Pêche, un «chantage» de l’UE envers les PVD

Le projet de réforme de la politique commune de l’Union européenne dans le secteur de la pêche prévoit une flotte communautaire plus petite, mais viable et rentable. Les propositions de la Commission européenne se donnent également pour objectif le respect de l’environnement et le développement des pays non-communautaires avec lesquels l’UE a conclu des accords de pêche.
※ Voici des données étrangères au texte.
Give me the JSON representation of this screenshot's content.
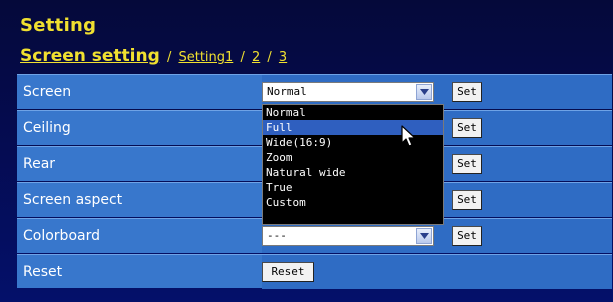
{
  "header": {
    "title": "Setting",
    "breadcrumb_current": "Screen setting",
    "breadcrumb_links": [
      "Setting1",
      "2",
      "3"
    ],
    "separator": "/"
  },
  "rows": [
    {
      "label": "Screen",
      "select_value": "Normal",
      "button": "Set"
    },
    {
      "label": "Ceiling",
      "button": "Set"
    },
    {
      "label": "Rear",
      "button": "Set"
    },
    {
      "label": "Screen aspect",
      "button": "Set"
    },
    {
      "label": "Colorboard",
      "select_value": "---",
      "button": "Set"
    },
    {
      "label": "Reset",
      "button": "Reset"
    }
  ],
  "dropdown": {
    "options": [
      "Normal",
      "Full",
      "Wide(16:9)",
      "Zoom",
      "Natural wide",
      "True",
      "Custom"
    ],
    "highlighted": "Full"
  },
  "colors": {
    "title": "#f0e030",
    "row_bg": "#3877cc",
    "panel_bg": "#050b4e",
    "highlight": "#2f5fbf"
  },
  "icons": {
    "select_arrow": "chevron-down-icon",
    "mouse_cursor": "mouse-pointer-icon"
  }
}
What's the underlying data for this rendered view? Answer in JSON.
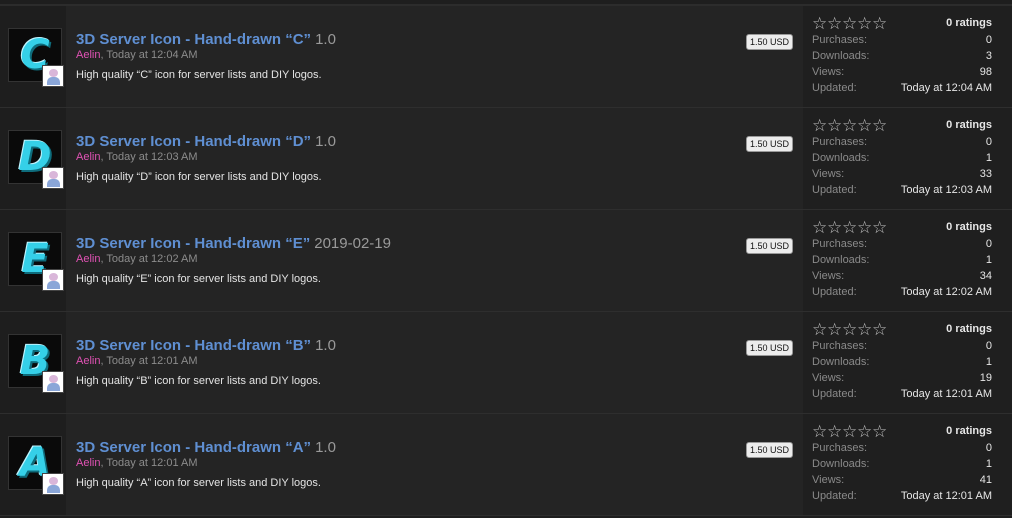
{
  "labels": {
    "purchases": "Purchases:",
    "downloads": "Downloads:",
    "views": "Views:",
    "updated": "Updated:"
  },
  "resources": [
    {
      "icon_letter": "C",
      "title": "3D Server Icon - Hand-drawn “C”",
      "version": "1.0",
      "author": "Aelin",
      "time": "Today at 12:04 AM",
      "description": "High quality “C” icon for server lists and DIY logos.",
      "price": "1.50 USD",
      "rating_stars": 0,
      "ratings": "0 ratings",
      "purchases": "0",
      "downloads": "3",
      "views": "98",
      "updated": "Today at 12:04 AM"
    },
    {
      "icon_letter": "D",
      "title": "3D Server Icon - Hand-drawn “D”",
      "version": "1.0",
      "author": "Aelin",
      "time": "Today at 12:03 AM",
      "description": "High quality “D” icon for server lists and DIY logos.",
      "price": "1.50 USD",
      "rating_stars": 0,
      "ratings": "0 ratings",
      "purchases": "0",
      "downloads": "1",
      "views": "33",
      "updated": "Today at 12:03 AM"
    },
    {
      "icon_letter": "E",
      "title": "3D Server Icon - Hand-drawn “E”",
      "version": "2019-02-19",
      "author": "Aelin",
      "time": "Today at 12:02 AM",
      "description": "High quality “E” icon for server lists and DIY logos.",
      "price": "1.50 USD",
      "rating_stars": 0,
      "ratings": "0 ratings",
      "purchases": "0",
      "downloads": "1",
      "views": "34",
      "updated": "Today at 12:02 AM"
    },
    {
      "icon_letter": "B",
      "title": "3D Server Icon - Hand-drawn “B”",
      "version": "1.0",
      "author": "Aelin",
      "time": "Today at 12:01 AM",
      "description": "High quality “B” icon for server lists and DIY logos.",
      "price": "1.50 USD",
      "rating_stars": 0,
      "ratings": "0 ratings",
      "purchases": "0",
      "downloads": "1",
      "views": "19",
      "updated": "Today at 12:01 AM"
    },
    {
      "icon_letter": "A",
      "title": "3D Server Icon - Hand-drawn “A”",
      "version": "1.0",
      "author": "Aelin",
      "time": "Today at 12:01 AM",
      "description": "High quality “A” icon for server lists and DIY logos.",
      "price": "1.50 USD",
      "rating_stars": 0,
      "ratings": "0 ratings",
      "purchases": "0",
      "downloads": "1",
      "views": "41",
      "updated": "Today at 12:01 AM"
    }
  ],
  "colors": {
    "title": "#5f8fd2",
    "author": "#e052b4",
    "icon_fill": "#35d0e8",
    "background": "#1e1e1e"
  },
  "icons": {
    "rating": "star-outline-icon",
    "avatar": "user-avatar-icon"
  }
}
Pour Béatrice Gorez, de la Coalition pour des accords de pêche équitables (CAPE), l’Union européenne pratique la surpêche et verse des compensations financières sous-évaluées au détriment des pays en développement.
RFI : Avec la réforme de la politique commune de pêche et la réduction des capacités dans les eaux communautaires existe-t-il un risque de déplacement de la flotte européenne vers les pays qui ont conclu avec l'UE des accords de pêche (Sénégal, Mauritanie, Côte d'Ivoire, Madagascar, etc) et donc d'exploitation accrue, voire de surexploitation, de leurs ressources ?
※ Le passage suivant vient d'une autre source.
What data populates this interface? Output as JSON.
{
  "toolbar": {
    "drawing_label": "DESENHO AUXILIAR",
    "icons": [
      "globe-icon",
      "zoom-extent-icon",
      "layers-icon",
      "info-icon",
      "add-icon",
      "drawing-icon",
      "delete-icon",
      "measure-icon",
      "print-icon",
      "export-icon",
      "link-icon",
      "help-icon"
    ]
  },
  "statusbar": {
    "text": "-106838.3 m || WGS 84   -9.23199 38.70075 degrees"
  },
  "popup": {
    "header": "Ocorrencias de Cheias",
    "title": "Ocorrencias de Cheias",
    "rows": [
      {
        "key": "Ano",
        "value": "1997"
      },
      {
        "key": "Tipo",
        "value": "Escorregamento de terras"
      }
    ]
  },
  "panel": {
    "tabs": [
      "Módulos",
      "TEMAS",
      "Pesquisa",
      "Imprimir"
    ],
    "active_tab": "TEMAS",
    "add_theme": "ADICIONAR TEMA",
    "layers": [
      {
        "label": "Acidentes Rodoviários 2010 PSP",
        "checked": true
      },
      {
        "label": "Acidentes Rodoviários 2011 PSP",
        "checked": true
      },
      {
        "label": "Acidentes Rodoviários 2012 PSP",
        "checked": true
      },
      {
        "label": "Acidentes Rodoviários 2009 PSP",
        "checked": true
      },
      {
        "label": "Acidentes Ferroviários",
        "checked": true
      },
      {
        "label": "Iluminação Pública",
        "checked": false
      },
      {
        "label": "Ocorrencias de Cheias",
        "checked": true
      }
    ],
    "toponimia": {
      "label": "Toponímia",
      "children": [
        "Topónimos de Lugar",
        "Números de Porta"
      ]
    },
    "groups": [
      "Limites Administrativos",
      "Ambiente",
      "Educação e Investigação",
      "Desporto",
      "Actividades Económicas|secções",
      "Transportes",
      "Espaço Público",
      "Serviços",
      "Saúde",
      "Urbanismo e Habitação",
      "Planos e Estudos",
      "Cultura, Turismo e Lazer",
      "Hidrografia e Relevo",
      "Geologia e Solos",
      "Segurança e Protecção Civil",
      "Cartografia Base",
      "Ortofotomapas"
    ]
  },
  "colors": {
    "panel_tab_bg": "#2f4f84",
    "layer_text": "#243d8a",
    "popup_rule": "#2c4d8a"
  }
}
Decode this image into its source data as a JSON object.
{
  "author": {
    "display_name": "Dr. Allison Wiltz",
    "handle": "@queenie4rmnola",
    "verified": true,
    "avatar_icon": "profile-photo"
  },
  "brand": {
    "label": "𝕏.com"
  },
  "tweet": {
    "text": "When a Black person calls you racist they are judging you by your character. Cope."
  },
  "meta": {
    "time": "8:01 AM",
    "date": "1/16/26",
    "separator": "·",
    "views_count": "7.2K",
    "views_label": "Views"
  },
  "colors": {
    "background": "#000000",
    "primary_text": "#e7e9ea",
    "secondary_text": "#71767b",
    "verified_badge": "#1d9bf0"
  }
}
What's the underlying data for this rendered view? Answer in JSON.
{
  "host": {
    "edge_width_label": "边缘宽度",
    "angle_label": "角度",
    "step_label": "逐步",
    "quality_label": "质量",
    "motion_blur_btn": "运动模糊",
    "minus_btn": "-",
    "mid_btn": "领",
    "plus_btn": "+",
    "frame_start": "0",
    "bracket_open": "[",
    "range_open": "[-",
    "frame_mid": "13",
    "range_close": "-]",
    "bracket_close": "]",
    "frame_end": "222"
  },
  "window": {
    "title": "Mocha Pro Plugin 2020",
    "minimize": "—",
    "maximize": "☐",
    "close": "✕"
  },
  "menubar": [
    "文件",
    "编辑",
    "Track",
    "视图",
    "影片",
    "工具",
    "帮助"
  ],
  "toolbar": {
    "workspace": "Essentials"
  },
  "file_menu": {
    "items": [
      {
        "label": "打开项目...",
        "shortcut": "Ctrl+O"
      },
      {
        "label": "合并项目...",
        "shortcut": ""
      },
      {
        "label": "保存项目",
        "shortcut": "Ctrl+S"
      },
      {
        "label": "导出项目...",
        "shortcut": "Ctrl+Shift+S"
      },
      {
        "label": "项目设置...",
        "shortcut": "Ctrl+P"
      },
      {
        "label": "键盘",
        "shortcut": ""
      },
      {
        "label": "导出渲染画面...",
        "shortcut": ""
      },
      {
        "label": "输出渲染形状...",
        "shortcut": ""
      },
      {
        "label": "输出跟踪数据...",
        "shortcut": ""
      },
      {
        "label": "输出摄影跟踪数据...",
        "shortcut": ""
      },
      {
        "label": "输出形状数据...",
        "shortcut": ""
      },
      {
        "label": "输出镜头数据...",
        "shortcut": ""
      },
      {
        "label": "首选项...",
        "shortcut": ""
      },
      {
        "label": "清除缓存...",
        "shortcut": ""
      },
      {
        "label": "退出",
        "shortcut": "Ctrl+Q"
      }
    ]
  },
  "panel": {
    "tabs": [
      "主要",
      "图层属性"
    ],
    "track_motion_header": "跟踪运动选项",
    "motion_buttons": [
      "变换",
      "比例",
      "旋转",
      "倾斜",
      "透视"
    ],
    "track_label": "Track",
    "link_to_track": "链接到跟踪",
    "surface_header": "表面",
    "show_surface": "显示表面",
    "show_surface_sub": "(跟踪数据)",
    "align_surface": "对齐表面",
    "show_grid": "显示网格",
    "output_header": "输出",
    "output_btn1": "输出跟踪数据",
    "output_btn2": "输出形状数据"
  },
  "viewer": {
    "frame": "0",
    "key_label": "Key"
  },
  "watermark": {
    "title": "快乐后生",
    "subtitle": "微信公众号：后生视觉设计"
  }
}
Béatrice Gorez: Dans beaucoup de cas, notamment en Mauritanie ou au Sénégal, les flottes européennes participent déjà à la surexploitation des ressources locales! La seule chose à faire serait de revoir les accords de pêche existants pour «sortir» cette surcapacité des eaux des pays tiers. C'est ce que les ONG ont proposé en déposant plainte auprès du médiateur européen pour la façon dont l'accord UE-Mauritanie a été négocié par la Commission européenne. Dans le cas d'accords en renouvellement, comme pour le Sénégal, il est important aussi que l'Etat tiers ne donne pas aux Européens (ou à d'autres) des possibilités de pêche supplémentaires lorsqu'il n'y a pas de surplus de stocks que les pêcheurs locaux ne peuvent exploiter.
Cela dit, il y a certains aspects positifs dans les propositions de la Commission, notamment la suppression des subventions aux transferts de bateaux vers les pays tiers, l'encouragement financier à la démolition pure et simple de navires en surcapacité, la suppression des aides à la modernisation lorsque celle-ci conduit à une augmentation de capacité, le fait que, dans les accords de pêche, les armateurs devront assumer une plus grande part des compensations financières payées aux pays partenaires en échange des droits de pêche.
Par le passé, le fait que les flottilles européennes étaient hyper-subventionnées a été un facteur encourageant la surpêche, les bateaux dont les coûts sont artificiellement diminués, peuvent continuer à pêcher même si ce n'est plus rentable, et favorisant la concurrence déloyale avec les flottilles locales notamment artisanales.
Mais ces propositions ne sont pas encore adoptées et certains Etats européens bénéficiant d'une grande partie des subventions et pêchant dans les eaux des pays du Sud, vont sans doute tout faire pour les bloquer comme l’Espagne, le Portugal et, dans une moindre mesure, la France.

RFI : Quel bilan tirez-vous des accords de pêche conclus dans les années 80 pour les pays en développement ? Les récents engagements européens en faveur d'une «pêche responsable» et d'une «pêche durable» dans les eaux des pays tiers vous semblent-ils convaincants?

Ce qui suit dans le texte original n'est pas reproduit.